NRM - I didn't particularly want my ds to attend Church services either - and was seriously considering excluding him from the Christmas one -until I had to attend a funeral. It dawned on me then that at least if he went to the occasional church service with the school, he would learn the "etiquette" required so he would feel more comfortable when he is older about attending for funerals / weddings etc.

Tortington · 21/04/2005 13:53

nrm
1)contact the local eduction authority to getyour options re other placement and transport issues do this today so you are in full knowledge of the facts

  1. if you dont like what they say ask for the complaints process, to speak to someone else or if there is an appeals process

  2. go to the paper with your story local rags love to stir the shit.

  3. contact the school today and ask them about permission re: going off site. and what their policies are/ ask them to send you a copy.

  4. speak to school about your child sitting out of assemblies and re classes and not going to services. ask the school to ask the LEA for assistance.

  5. learn to drive. this is the simplist option. if it takes you a year to pass your test you then have saved your child from the mass cruelty of christian br-IA-n-washing for all of the followinf years

these are all things you can go and do or find out about.

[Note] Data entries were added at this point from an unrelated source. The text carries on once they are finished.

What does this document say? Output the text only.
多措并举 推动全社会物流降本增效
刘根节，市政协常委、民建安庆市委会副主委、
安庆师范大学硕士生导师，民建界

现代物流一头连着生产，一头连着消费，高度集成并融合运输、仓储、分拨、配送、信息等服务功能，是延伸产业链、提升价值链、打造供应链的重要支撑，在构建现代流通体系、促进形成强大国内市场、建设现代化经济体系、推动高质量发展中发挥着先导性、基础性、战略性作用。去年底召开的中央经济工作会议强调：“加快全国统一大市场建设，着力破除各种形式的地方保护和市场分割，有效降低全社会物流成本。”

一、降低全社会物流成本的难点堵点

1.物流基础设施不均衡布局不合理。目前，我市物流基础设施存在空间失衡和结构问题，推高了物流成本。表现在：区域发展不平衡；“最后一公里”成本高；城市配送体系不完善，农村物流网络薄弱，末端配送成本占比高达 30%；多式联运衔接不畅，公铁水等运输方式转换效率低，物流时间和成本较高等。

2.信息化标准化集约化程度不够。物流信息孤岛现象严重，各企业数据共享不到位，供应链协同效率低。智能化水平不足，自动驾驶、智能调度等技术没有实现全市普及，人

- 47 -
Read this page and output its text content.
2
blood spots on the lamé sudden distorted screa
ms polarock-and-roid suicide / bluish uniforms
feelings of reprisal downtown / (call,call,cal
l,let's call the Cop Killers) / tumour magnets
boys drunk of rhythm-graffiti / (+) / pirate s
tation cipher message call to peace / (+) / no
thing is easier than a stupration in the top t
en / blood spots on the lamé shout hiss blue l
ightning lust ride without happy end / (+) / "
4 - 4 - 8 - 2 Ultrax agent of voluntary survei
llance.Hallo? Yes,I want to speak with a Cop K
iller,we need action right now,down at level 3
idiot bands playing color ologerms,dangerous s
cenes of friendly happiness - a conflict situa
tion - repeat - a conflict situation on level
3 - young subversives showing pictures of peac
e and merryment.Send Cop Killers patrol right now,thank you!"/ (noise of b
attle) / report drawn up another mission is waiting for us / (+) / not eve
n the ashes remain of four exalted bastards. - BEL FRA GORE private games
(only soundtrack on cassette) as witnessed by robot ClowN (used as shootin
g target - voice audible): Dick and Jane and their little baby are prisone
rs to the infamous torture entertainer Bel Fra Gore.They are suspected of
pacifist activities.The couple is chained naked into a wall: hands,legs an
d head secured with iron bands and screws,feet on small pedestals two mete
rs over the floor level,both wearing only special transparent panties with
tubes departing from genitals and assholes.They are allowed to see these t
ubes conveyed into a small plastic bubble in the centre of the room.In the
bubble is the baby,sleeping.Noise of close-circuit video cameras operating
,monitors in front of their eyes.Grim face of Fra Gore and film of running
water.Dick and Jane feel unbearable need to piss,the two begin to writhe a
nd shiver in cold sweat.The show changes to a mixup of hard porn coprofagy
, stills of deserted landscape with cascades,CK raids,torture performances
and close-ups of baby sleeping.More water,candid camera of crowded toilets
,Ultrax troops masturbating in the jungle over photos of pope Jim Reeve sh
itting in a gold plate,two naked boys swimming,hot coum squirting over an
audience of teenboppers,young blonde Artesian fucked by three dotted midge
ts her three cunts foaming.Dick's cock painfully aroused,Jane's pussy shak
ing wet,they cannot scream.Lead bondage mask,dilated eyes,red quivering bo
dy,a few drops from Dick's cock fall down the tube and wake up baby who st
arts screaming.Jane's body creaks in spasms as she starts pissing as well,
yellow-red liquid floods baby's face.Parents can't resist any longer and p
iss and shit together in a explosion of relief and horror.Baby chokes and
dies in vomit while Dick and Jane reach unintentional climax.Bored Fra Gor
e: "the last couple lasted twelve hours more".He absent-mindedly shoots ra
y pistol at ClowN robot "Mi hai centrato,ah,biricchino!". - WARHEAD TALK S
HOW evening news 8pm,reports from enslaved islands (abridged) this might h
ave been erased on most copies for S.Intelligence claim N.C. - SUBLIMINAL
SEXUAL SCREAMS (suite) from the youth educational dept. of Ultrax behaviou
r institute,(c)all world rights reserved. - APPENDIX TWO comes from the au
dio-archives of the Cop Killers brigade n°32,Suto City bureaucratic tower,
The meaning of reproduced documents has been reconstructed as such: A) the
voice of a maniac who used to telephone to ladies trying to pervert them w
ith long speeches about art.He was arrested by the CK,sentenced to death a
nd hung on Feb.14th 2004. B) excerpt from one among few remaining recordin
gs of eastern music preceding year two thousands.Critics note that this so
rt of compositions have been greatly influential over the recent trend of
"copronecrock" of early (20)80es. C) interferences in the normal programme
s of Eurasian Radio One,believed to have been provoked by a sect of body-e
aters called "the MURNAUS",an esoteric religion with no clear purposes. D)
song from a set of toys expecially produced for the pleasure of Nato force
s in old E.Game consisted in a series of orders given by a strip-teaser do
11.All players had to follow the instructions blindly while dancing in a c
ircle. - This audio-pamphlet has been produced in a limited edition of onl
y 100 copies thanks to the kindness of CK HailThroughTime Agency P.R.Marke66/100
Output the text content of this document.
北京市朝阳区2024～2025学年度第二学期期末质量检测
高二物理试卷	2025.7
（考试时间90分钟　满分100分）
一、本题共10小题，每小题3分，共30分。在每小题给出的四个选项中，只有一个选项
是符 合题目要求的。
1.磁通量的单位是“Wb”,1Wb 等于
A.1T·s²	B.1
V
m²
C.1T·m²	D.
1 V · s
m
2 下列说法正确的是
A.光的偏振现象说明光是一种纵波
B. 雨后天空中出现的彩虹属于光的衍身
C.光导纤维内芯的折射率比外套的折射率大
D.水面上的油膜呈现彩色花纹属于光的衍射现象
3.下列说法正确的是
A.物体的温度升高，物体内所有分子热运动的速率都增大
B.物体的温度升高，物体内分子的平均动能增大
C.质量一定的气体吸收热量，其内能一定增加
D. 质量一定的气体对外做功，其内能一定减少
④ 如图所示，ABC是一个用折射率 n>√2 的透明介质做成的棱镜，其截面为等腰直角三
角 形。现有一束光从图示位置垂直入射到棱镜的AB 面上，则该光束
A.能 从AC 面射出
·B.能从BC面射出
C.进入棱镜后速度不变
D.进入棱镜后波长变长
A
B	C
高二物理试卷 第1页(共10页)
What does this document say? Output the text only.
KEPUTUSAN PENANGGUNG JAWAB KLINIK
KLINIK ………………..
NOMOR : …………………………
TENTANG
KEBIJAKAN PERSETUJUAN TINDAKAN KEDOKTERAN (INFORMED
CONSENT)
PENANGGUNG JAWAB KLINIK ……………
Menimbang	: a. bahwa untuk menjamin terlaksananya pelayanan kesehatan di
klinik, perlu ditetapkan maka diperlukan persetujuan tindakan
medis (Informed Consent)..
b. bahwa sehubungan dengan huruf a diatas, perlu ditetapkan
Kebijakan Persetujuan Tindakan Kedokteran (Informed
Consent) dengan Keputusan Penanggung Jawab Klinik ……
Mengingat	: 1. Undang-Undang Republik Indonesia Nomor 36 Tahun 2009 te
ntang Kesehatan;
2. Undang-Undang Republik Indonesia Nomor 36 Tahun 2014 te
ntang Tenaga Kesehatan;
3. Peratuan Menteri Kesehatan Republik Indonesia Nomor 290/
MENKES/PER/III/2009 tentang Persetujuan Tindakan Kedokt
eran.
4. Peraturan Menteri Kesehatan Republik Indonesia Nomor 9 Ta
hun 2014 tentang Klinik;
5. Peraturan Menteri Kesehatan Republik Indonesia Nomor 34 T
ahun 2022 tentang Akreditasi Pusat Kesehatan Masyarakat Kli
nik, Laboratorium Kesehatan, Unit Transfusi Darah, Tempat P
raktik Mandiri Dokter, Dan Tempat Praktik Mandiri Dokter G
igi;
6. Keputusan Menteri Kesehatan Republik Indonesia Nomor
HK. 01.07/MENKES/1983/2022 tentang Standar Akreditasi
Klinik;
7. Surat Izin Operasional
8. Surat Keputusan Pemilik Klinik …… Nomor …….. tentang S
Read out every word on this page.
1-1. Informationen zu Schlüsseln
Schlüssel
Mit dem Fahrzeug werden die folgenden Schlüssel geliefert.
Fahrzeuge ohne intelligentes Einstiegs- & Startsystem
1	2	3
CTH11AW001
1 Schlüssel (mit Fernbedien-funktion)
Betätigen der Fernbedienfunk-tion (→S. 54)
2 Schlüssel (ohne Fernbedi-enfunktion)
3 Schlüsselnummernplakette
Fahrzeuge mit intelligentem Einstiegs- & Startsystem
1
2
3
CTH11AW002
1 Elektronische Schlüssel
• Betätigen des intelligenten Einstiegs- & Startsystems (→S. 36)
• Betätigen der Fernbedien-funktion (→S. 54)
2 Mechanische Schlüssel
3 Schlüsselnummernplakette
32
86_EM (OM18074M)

as a catholic if the nearest school was a muslim school who taught an islamic ethos - and mi had no choice - i couldnt drive, there was no way of walking 20 miles tot he nearest school. i would phone the LEA ask them to provide an alternative placement and a way of getting there. if afterappeal and complaint and writing to the newspaper i was left with no other option - my kids would stay at home until i learned how to drive. THATS how strongly i would feel about it. iwould give up my job - i would give up everything THATs how strongly i feel about my kids being brought up catholic

i would howver accept that as a muslim school it would have its own ethos that i disagree with and i wouldn't try to force THEM to hide their religeon for my families sake - as i would recognise i have choices. even in your situation you have choices. sitting at home and bitching about it won't change anything. whinging about how all school shouldnot be religeous is a valid POV - but again won't change anything.

for a person of religeon we dont seperate out lives into the compartments of home an school. our belief systems permiate through every action in every moment of every day. through every though, word and deed. thats why we sent our children to religeous schools becuase ofits overall ethos which does permiate through intos chool life and the expectations of out children.
thats why for me school and religeon cannot be seperated.

bundle · 21/04/2005 13:55

i don't think she's tried the transport route, the question's been put several times on here and not answered.